Epiretinal implants are designed to electrically stimulate the ganglion cells with electrodes attached to the inner retina. Commonly, the stimulating part of epiretinal implants containing electrodes is fixed to the posterior pole with a retinal tack (Majji et al. 1999; Walter et al. 1999; Ivastinovic et al. 2010). Injuries to the retina, however, provoke up-regulation of glial fibrillary acidic protein (GFAP) associated with subsequent impairment of retinal function (Lewis & Fisher 2003; Wallentén et al. 2008). The aim of this study is to explore the extent and distribution of GFAP accumulation in the retina induced by retinal tack insertion at the posterior pole.

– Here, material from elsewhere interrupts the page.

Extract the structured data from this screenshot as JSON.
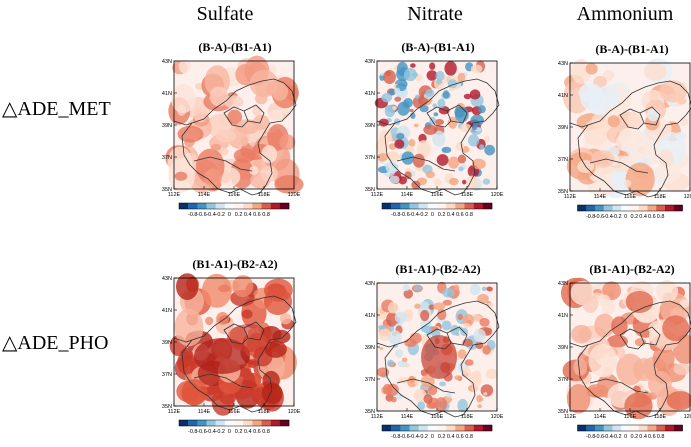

Therefore, we performed an experimental animal study in five domestic pigs weighting 20–25 kg. This animal trial was approved by Austrian legal authorities and the Medical University of Graz. The animals were treated according to guidelines of the Association for Research in Vision and Ophthalmology. The surgeries were performed under sterile conditions in general anaesthesia. All animals underwent vitrectomy using standard surgical parameters and insertion of a titanium retinal tack (Geuder GmbH, Heidelberg, Germany) with a retinal forceps (Geuder GmbH) at the posterior pole above the upper vessel arcade (Fig. 1A). After 4 weeks, the operated eyes of the animals were examined with indirect ophthalmoscopy in general anaesthesia followed by the painless euthanization and enucleation. The globes were then fixed with Davidson solution consisting of glacial acetic acid, 95% ethyl alcohol, 10% neutral buffered formalin and distilled water (mixed in the relation 1:3:2:3). Prior to fixation, the anterior segment of the eyes was removed to facilitate the entrance of Davidson solution into the vitreous cavity. Before embedding the globes in paraffin, the retinal tacks were removed from the posterior pole and the globes were placed in ethanol 70%, 90% and 100% for 1 day each. The samples were stained with Elastica van Gieson; GFAP was detected using GFAP antibodies. In each eye, the area around the retinal tack, the macular region and the optic nerve disc were examined.
Clinically, no pathological changes of the retina were observed; the retinal tacks remained in place throughout the duration of the study. The histological examination revealed thickening of the inner plexiform layer around the retinal tack measuring approximately 1000 μm in diameter (Fig. 1B); no collagen fibres could be identified. In the corresponding area, intense GFAP accumulation was observed (Fig. 1C). The macular region and the optic nerve head did not show any pathological thickening (Fig. 2A). In these areas, only slight GFAP expression was noted (Fig. 2B,C).
GFAP is an intermediary filament expressed by Müller cells as a response to retinal injury (Lewis & Fisher 2003). Previously, it has been reported that postoperative GFAP accumulation is associated with impaired retinal function (Wallentén et al. 2008). In our study, intense GFAP accumulation was confined to the retinal area of 500 μm surrounding the retinal tack. The overall diameter consequently measured 1000 μm. However, in the areas predestined for electrical stimulation and transfer of electrical impulses including the macular region and the optic nerve, only slight GFAP accumulation was observed. The associated impairment of the retinal function plays a minor role since the GFAP up-regulation resolves over several months and the retinal function completely restores (Wallentén et al. 2008). Hence, the electrical stimulation would not be hampered after an adequate recovery period. In conclusion, the insertion of a retinal tack induces intense up-regulation of GFAP in the close vicinity of the retinal tack, whereas in regions predestined for electrical stimulation and its transfer, only slight GFAP accumulation was observed.